A restrictor plate is a device that limits engine power to slow a vehicle down. They may be used in racing for safety or in an effort to even the field. In addition, they are installed on some vehicles for insurance purposes, to restrict a driver from exceeding a safe rate of speed. Vehicle manufacturers may install them on custom models by request and they can also be fitted by mechanics on finished vehicles, in a modification to the original design.
This device consists of a flat metal plate with a series of drilled holes. It is placed over the engine's air intake to limit the amount of air that enters, and by extension, to control the level of power available to the vehicle. The size of the holes determines the amount of control offered by the restrictor plate. Other measures can be taken to limit speed as well, such as adjusting cooling systems to force vehicles to overheat if they exceed a given speed.
In racing, officials can mandate the use of a restrictor plate. Their guidelines for the race dictate the size of the holes as well, to ensure that all vehicles are fitted with consistent equipment. Drivers may need to change plates between events, as some may use more permissive regulations than others. Safety officials can inspect a vehicle to confirm the device is installed and measure the holes to make sure they fall within regulation.
As race car development progresses, cars go faster and faster, and are tuned for very high performance. In meets, this can translate into safety issues, as the higher the speeds, the more dangerous the potential crashes. A restrictor plate can keep cars within a certain speed range, which can make racing much safer. They can also provide some equalizing forces by ensuring that groups with substantial funds to invest in development cannot outstrip smaller teams that may have equally skilled drivers but lack the technology for high speeds.

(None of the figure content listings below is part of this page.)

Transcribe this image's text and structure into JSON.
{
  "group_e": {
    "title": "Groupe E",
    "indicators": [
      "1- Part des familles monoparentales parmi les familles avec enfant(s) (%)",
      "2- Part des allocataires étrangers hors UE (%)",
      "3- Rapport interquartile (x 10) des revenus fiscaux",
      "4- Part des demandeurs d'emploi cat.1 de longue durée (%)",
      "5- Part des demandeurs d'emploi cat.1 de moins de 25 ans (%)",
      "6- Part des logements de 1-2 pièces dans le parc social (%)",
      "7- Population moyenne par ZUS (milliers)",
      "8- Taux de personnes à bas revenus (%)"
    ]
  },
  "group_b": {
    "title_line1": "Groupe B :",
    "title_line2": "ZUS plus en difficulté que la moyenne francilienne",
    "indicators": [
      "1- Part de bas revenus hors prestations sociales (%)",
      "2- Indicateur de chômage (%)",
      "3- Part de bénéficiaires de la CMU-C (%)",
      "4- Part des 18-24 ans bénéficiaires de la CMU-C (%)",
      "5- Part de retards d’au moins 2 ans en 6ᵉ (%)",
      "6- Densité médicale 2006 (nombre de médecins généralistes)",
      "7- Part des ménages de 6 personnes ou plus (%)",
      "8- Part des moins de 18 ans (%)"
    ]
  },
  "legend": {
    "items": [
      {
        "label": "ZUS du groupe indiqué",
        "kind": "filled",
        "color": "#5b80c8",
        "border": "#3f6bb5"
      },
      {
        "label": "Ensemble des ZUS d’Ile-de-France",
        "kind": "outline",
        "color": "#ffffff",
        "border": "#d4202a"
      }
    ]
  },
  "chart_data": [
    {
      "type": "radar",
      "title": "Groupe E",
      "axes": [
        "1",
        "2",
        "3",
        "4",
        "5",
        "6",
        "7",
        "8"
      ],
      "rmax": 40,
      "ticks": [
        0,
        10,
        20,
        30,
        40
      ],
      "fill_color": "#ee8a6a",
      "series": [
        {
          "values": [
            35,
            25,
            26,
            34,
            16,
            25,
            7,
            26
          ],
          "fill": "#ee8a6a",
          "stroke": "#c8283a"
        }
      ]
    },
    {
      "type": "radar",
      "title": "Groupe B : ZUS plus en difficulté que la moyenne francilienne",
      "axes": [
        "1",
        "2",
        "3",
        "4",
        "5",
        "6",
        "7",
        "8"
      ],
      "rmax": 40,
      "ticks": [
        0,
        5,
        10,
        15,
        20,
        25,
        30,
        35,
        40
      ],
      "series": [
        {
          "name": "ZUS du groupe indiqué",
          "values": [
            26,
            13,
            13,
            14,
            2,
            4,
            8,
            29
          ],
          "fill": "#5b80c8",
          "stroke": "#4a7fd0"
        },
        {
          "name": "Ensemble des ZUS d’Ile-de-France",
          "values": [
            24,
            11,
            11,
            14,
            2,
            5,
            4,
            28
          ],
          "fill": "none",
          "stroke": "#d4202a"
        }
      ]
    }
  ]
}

For insurance purposes, a restrictor plate cuts top speed, which can reduce the premium on a policy. This can be a particular concern with sports cars and motorcycles designed to be driven at high speed. The insurance company may have concerns about liabilities associated with such vehicles, and can refuse to cover them if a restrictor plate is not fitted, or may charge very high policy fees to encourage drivers to consider limiting engine power.